And that's the joy of applicability. It's both and neither at the same time.
Which people who like things to be either/or find utterly infuriating.
There's a cultural theory called [url=https://en.wikipedia.org/wiki/The_death_of_the_author]The Death of The Author[/url], which I personally subscribe to. It argues that, essentially, the viewpoint of the artist isn't really all that important when it comes to their work. Summarised quickly, it works like this:
Creator ---->intentions>-----> Art <------<perceptions<------Audience
The creator designs a piece of art with certain intentions: Tolkein wants LoTR to simply be a mythic story about war between good and evil.
The art, however, exists separately from the creator's desires, because once created, that's it - it's out there and cannot be modified further.
The audience then interact with the art, and bring their own cultural perceptions to the piece, thereby experiencing it differently based on their own experiences, worldview, religion, politics, etc...
So, a heroin junkie reads LoTR and in Gollum, sees an equivalent of their own experiences. Is this an allegory, designed intentionally by Tolkein? No. There is simply the applicable idea originated by the audience member.
These multiplicities of experience, where there isn't one YES/NO answer are part of the joy of art. To quote Neil Gaiman, consider a gem. If you tilt it just right, you see only one facet, one side of the gem, and it's beautiful - so beautiful you could imagine it being the entirety of the gem. But then you look at it from another viewpoint, and there's even more beauty that you missed because you were only looking at one facet of the thing.

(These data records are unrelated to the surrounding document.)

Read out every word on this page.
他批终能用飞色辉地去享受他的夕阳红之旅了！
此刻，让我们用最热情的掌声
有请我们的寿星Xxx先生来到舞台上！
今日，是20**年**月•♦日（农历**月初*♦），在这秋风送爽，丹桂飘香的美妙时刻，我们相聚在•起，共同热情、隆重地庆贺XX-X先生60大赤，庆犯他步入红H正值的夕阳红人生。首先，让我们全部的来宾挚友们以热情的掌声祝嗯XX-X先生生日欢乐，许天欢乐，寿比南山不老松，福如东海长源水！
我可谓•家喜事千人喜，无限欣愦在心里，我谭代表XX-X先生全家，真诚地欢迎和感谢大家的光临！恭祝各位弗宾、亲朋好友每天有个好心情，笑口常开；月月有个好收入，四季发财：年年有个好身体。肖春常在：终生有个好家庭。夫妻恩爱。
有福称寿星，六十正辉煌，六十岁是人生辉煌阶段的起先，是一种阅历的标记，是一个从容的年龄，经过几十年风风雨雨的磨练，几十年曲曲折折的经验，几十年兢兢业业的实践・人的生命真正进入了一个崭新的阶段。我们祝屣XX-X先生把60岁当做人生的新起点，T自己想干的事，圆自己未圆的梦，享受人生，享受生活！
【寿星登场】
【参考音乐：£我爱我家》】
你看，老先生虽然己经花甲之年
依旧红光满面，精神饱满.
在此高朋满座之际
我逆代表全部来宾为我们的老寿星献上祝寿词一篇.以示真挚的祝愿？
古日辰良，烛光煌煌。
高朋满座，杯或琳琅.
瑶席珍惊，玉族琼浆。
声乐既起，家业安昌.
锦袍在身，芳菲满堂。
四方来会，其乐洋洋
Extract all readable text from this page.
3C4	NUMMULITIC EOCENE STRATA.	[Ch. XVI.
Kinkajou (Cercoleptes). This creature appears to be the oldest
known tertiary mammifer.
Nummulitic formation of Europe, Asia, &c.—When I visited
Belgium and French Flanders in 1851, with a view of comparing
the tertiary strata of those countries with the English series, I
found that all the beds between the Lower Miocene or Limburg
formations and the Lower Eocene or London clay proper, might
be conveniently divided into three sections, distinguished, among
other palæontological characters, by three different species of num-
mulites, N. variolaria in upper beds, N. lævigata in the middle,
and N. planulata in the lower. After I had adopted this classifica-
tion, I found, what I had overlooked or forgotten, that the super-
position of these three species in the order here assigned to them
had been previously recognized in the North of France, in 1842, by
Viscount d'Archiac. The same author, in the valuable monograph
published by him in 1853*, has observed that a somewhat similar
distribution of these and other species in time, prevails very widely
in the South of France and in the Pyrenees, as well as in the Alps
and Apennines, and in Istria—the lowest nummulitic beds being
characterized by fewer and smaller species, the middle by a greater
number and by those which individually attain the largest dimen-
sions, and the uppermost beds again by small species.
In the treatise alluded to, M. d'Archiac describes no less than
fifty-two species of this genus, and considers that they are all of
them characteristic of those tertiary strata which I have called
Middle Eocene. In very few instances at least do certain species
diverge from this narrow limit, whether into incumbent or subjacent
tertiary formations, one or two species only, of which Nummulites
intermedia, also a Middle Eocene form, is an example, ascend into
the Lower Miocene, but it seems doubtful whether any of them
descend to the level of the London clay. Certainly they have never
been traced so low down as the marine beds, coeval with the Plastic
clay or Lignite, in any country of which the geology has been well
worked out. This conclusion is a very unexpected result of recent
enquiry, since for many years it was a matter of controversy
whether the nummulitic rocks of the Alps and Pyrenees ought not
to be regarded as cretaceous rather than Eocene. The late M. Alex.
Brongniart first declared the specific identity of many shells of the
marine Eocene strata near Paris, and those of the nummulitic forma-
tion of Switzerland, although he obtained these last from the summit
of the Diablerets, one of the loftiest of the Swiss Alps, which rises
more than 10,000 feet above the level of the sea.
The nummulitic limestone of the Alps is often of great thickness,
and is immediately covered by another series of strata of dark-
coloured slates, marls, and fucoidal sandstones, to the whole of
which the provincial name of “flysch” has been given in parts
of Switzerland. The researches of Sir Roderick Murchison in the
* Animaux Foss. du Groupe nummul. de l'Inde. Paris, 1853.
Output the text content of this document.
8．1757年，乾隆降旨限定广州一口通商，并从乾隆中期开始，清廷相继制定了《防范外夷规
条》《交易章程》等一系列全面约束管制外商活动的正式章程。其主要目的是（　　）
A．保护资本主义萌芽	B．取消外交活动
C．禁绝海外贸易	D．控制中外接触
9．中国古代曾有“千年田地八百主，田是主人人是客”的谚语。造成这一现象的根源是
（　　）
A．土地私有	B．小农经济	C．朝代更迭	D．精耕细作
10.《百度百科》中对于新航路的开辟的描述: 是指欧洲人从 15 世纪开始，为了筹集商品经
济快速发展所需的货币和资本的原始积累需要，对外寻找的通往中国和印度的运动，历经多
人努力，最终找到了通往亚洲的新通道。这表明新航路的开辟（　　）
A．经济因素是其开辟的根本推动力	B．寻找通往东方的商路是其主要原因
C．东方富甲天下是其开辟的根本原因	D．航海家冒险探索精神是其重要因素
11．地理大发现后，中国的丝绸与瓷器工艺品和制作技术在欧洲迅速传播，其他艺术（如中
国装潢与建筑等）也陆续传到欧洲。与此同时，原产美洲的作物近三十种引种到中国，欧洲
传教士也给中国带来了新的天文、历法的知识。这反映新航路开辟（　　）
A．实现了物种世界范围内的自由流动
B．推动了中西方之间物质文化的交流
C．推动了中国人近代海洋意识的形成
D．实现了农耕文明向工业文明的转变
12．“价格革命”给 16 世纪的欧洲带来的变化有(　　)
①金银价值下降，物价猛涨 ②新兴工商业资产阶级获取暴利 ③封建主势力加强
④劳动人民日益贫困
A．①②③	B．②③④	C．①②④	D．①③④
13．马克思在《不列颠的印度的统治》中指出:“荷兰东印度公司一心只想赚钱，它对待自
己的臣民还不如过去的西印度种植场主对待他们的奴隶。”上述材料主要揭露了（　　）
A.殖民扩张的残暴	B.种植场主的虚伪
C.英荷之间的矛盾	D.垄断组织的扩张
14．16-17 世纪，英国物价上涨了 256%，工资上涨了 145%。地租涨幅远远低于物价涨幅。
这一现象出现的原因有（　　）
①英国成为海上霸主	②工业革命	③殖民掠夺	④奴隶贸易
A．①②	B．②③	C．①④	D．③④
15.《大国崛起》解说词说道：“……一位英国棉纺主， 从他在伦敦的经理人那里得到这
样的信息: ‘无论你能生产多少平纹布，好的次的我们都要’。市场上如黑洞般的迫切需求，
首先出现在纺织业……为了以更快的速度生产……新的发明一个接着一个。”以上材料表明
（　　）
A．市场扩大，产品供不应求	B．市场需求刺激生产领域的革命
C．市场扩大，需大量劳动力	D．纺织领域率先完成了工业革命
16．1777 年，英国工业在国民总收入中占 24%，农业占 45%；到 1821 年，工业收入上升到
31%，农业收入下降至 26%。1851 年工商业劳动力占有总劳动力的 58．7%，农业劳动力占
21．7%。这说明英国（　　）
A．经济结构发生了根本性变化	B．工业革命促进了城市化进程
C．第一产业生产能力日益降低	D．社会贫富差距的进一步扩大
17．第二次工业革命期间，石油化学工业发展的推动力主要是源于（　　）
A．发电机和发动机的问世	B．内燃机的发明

Applicability means that whatever you see is valid, so long as you can justify why you're right, and a lot of people hate that, because it means that they have to hold conflicting, sometimes contradictory ideas in their head, which produces cognitive dissonance - they want there to be only one facet to the gem, one 'right' answer. Basically, the gem's many facets sparkle too brightly for their eyes to cope with.
But the gem remains a gem, no matter how much they might close their eyes, squint at the one facet they like, and argue otherwise. The creator brings their experiences, the audience brings theirs, and when the two meet: art.